Der seit September 1977 in Veitshöchheim beheimatete Künstler ist nachwievor voller Schaffenskraft und voller Pläne und Ehrgeiz. So sind in seiner neuesten, noch bis 1. September 2018 gehenden Ausstellung im Kunsthaus Michel in der Semmelstraße 42 in Würzburg neben diesen Portraits unter dem Titel "Das kleine Format" auch zahlreiche neue Arbeiten aus den beiden letzten Jahren zu sehen.
In Renchen im baden-württembergischen Ortenaukreis geboren, verbrachte Booz von 1936 bis 1952 seine Kindheit und Jugend in Berlin, bendete seine Schulzeit in Erlangen und studierte danach von 1954 bis 1958 an der Akademie der Bildenden Künste in München schwerpunktmäßig Grafik, Malerei und Glasmalerei, legte 1960 das zweite Staatsexamen für Kunsterziehung ab.

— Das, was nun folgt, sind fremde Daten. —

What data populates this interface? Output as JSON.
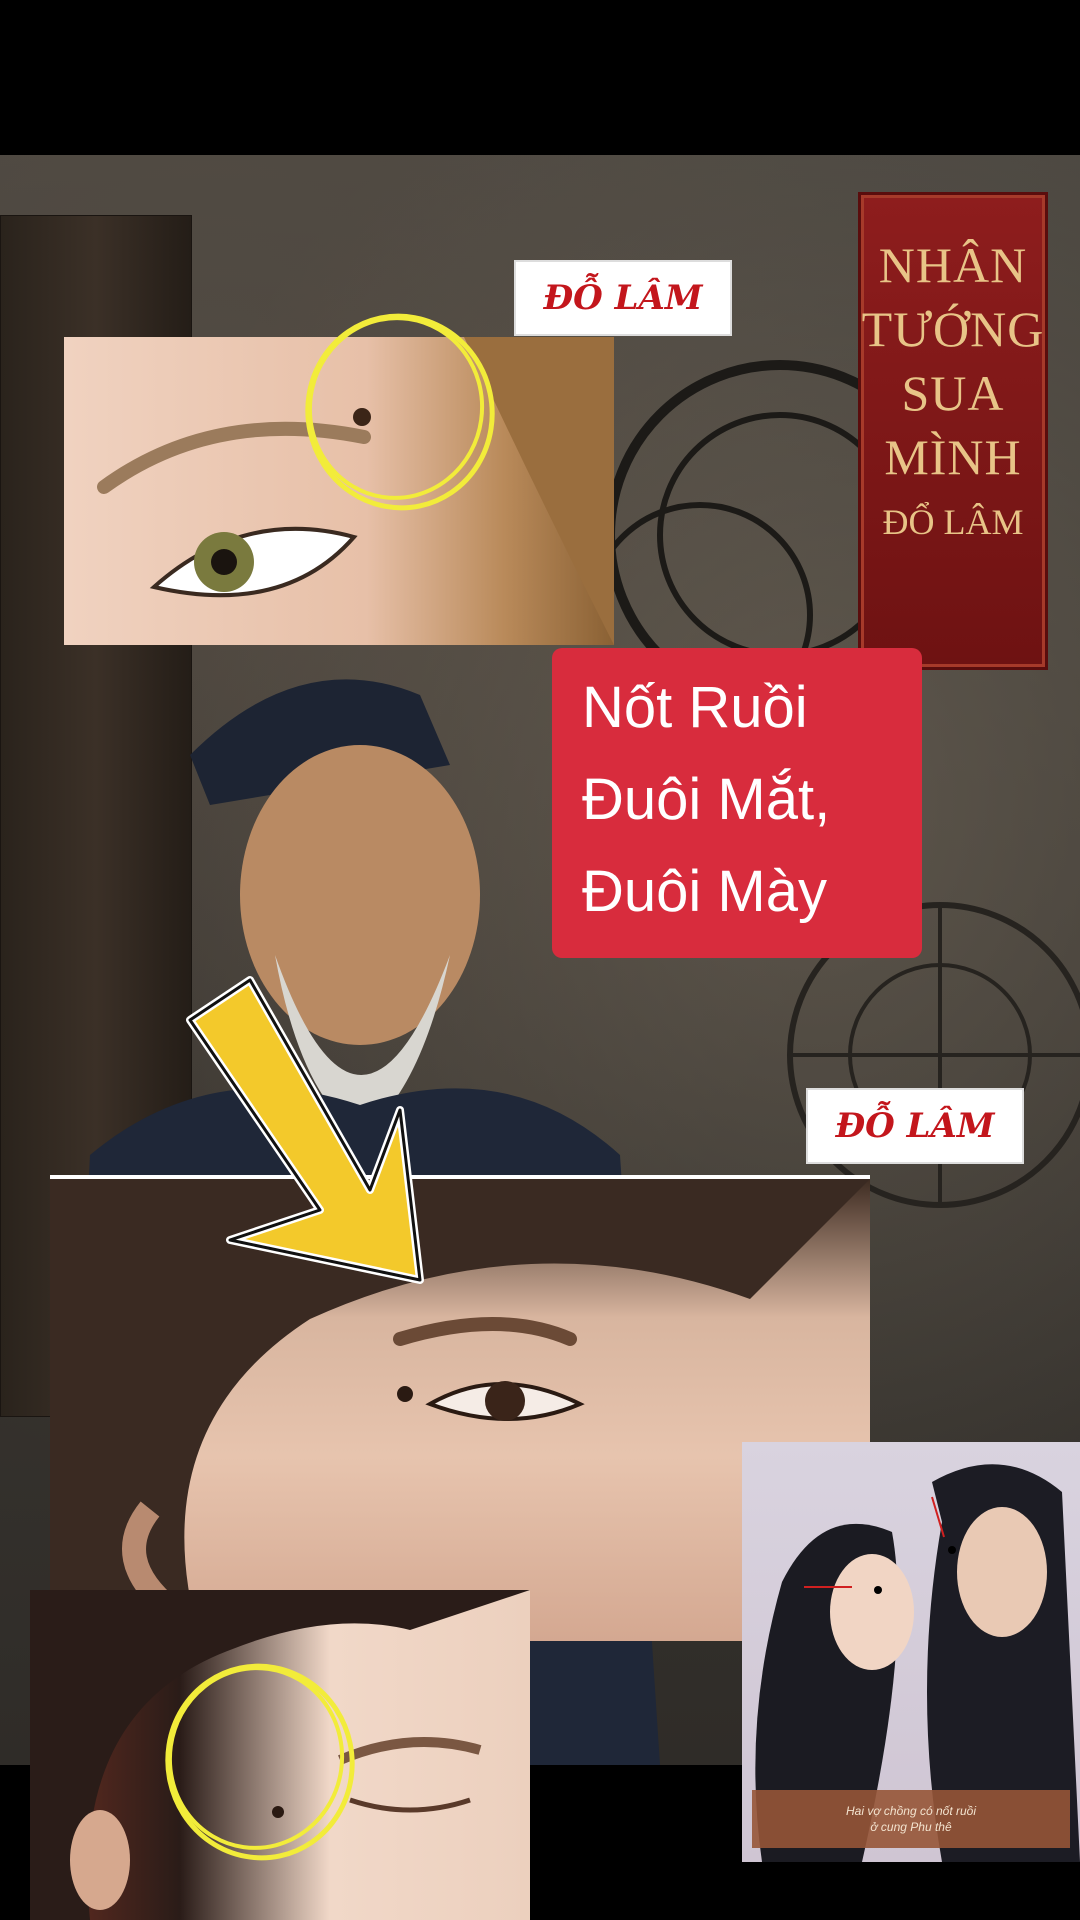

Als Kunsterzieher wirkte er anschließend zwölf Jahre in Lichtenfels und von 1972-77 in Paris. Bis 1983 war er dann im Lehrerberuf am Wirsberg Gymnasium Würzburg tätig, arbeitete bis zu seiner Pensionierung 1995 als Kunstdidaktiker an der Universität Würzburg und ist seither freischaffender Künstler. Seitdem machte sich Booz in über 100 Ausstellungen deutschlandweit einen Namen, unter anderem auch bei den Großen Kunstausstellungen im Haus der Kunst in München.

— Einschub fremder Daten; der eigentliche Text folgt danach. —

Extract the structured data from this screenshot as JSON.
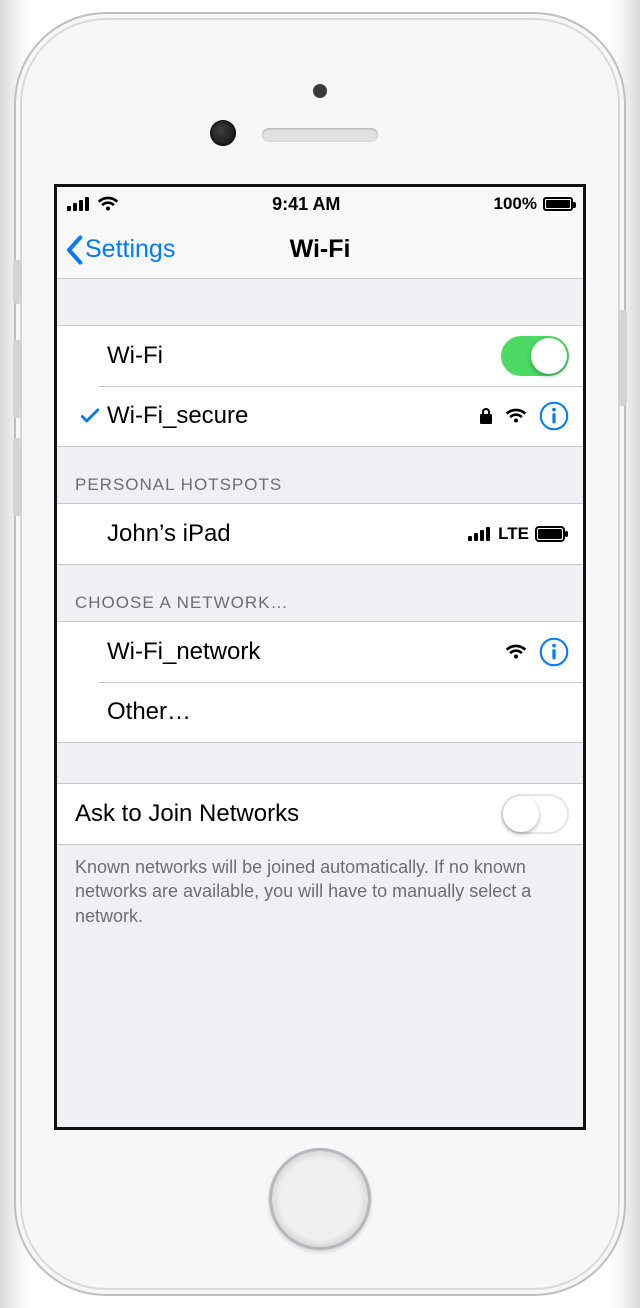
{
  "status_bar": {
    "time": "9:41 AM",
    "battery_percent": "100%"
  },
  "nav": {
    "back_label": "Settings",
    "title": "Wi-Fi"
  },
  "wifi_toggle": {
    "label": "Wi-Fi",
    "on": true
  },
  "connected_network": {
    "name": "Wi-Fi_secure",
    "secured": true
  },
  "personal_hotspots": {
    "header": "Personal Hotspots",
    "items": [
      {
        "name": "John’s iPad",
        "tech": "LTE"
      }
    ]
  },
  "choose_network": {
    "header": "Choose a Network…",
    "items": [
      {
        "name": "Wi-Fi_network",
        "secured": false
      }
    ],
    "other_label": "Other…"
  },
  "ask_to_join": {
    "label": "Ask to Join Networks",
    "on": false,
    "footer": "Known networks will be joined automatically. If no known networks are available, you will have to manually select a network."
  }
}
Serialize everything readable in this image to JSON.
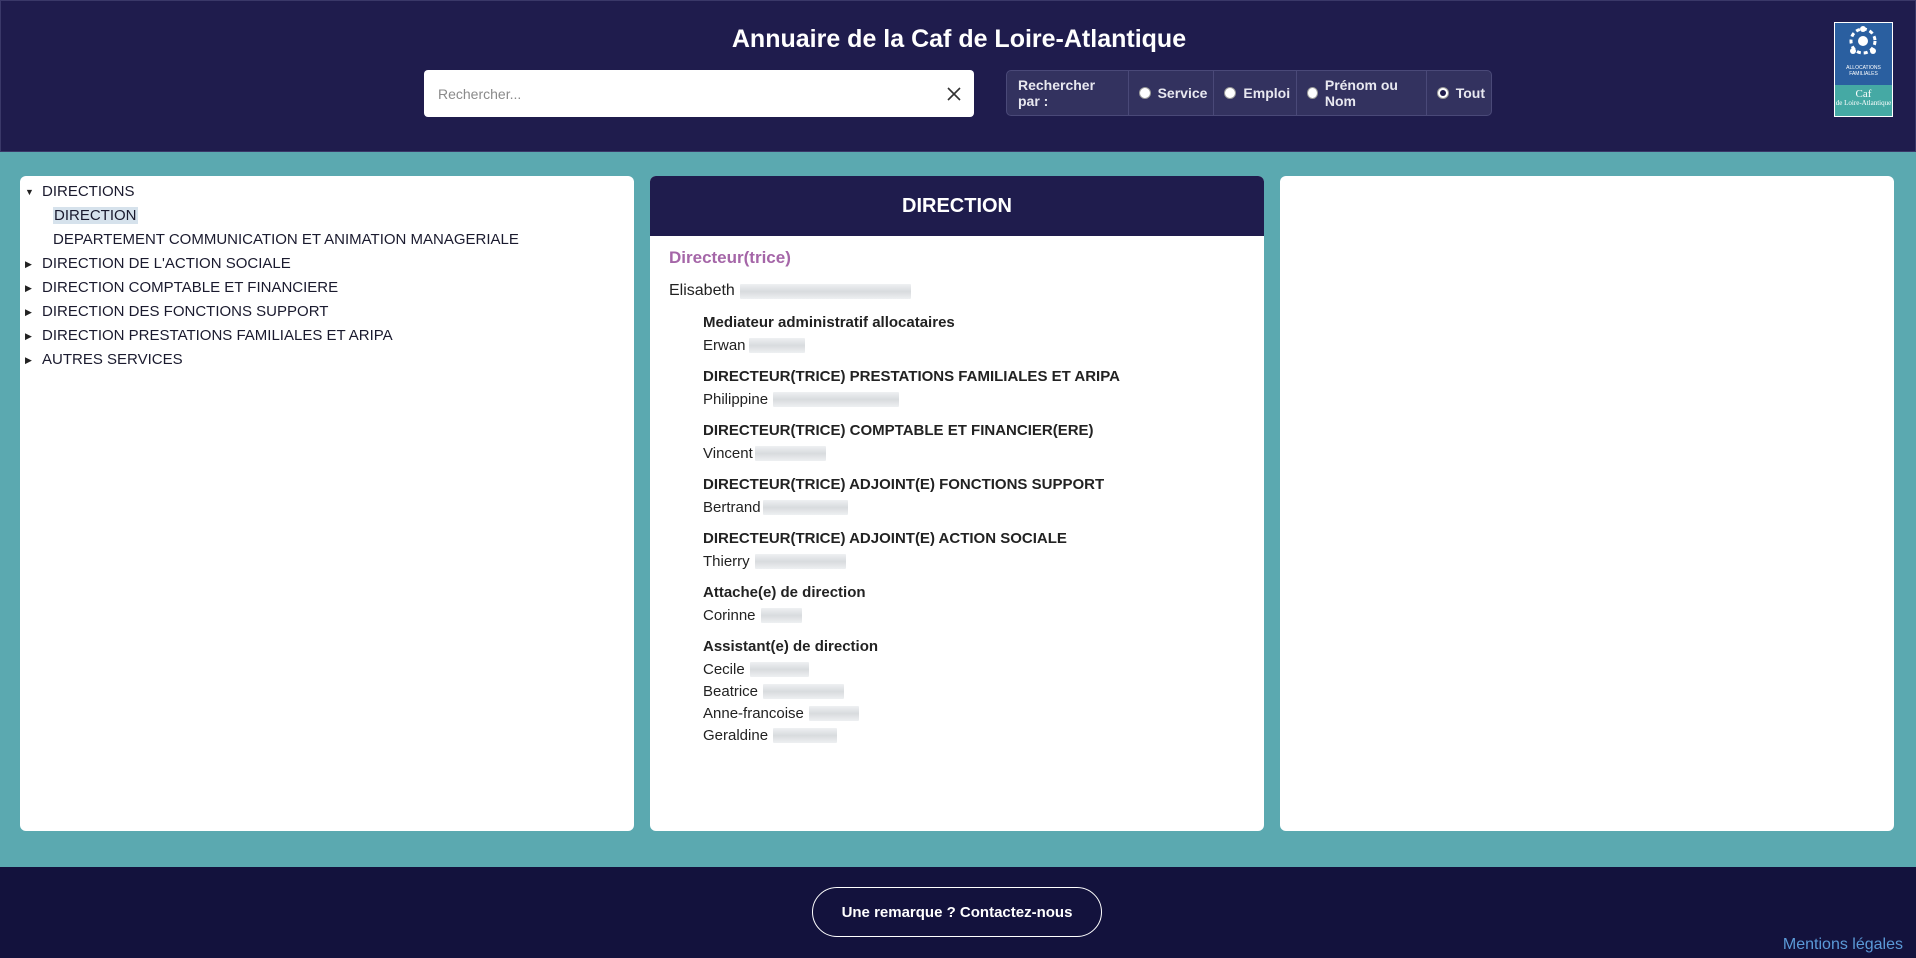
{
  "header": {
    "title": "Annuaire de la Caf de Loire-Atlantique",
    "search": {
      "placeholder": "Rechercher...",
      "value": ""
    },
    "filter": {
      "label": "Rechercher par :",
      "options": [
        "Service",
        "Emploi",
        "Prénom ou Nom",
        "Tout"
      ],
      "selected": "Tout"
    },
    "logo": {
      "top_text": "ALLOCATIONS FAMILIALES",
      "name": "Caf",
      "sub": "de Loire-Atlantique"
    }
  },
  "tree": {
    "root": "DIRECTIONS",
    "children": [
      "DIRECTION",
      "DEPARTEMENT COMMUNICATION ET ANIMATION MANAGERIALE"
    ],
    "selected_child": "DIRECTION",
    "siblings": [
      "DIRECTION DE L'ACTION SOCIALE",
      "DIRECTION COMPTABLE ET FINANCIERE",
      "DIRECTION DES FONCTIONS SUPPORT",
      "DIRECTION PRESTATIONS FAMILIALES ET ARIPA",
      "AUTRES SERVICES"
    ]
  },
  "main": {
    "title": "DIRECTION",
    "head_role": "Directeur(trice)",
    "head_person": "Elisabeth",
    "roles": [
      {
        "role": "Mediateur administratif allocataires",
        "people": [
          "Erwan"
        ]
      },
      {
        "role": "DIRECTEUR(TRICE) PRESTATIONS FAMILIALES ET ARIPA",
        "people": [
          "Philippine"
        ]
      },
      {
        "role": "DIRECTEUR(TRICE) COMPTABLE ET FINANCIER(ERE)",
        "people": [
          "Vincent"
        ]
      },
      {
        "role": "DIRECTEUR(TRICE) ADJOINT(E) FONCTIONS SUPPORT",
        "people": [
          "Bertrand"
        ]
      },
      {
        "role": "DIRECTEUR(TRICE) ADJOINT(E) ACTION SOCIALE",
        "people": [
          "Thierry"
        ]
      },
      {
        "role": "Attache(e) de direction",
        "people": [
          "Corinne"
        ]
      },
      {
        "role": "Assistant(e) de direction",
        "people": [
          "Cecile",
          "Beatrice",
          "Anne-francoise",
          "Geraldine"
        ]
      }
    ]
  },
  "footer": {
    "contact": "Une remarque ? Contactez-nous",
    "legal": "Mentions légales"
  }
}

Zur Eröffnung seiner neuesten Ausstellung im Kunsthaus Michel sprach bei der Vernissage am 6. Juli Renate Freyeisen einführende Worte und würdigte das künstlerische Schaffen von Booz. Die Kulturexpertin stellte dankenswerter Weise das Manuskript ihrer Eröffnugsrede zur Verwendung in diesem Bericht zur Verfügung.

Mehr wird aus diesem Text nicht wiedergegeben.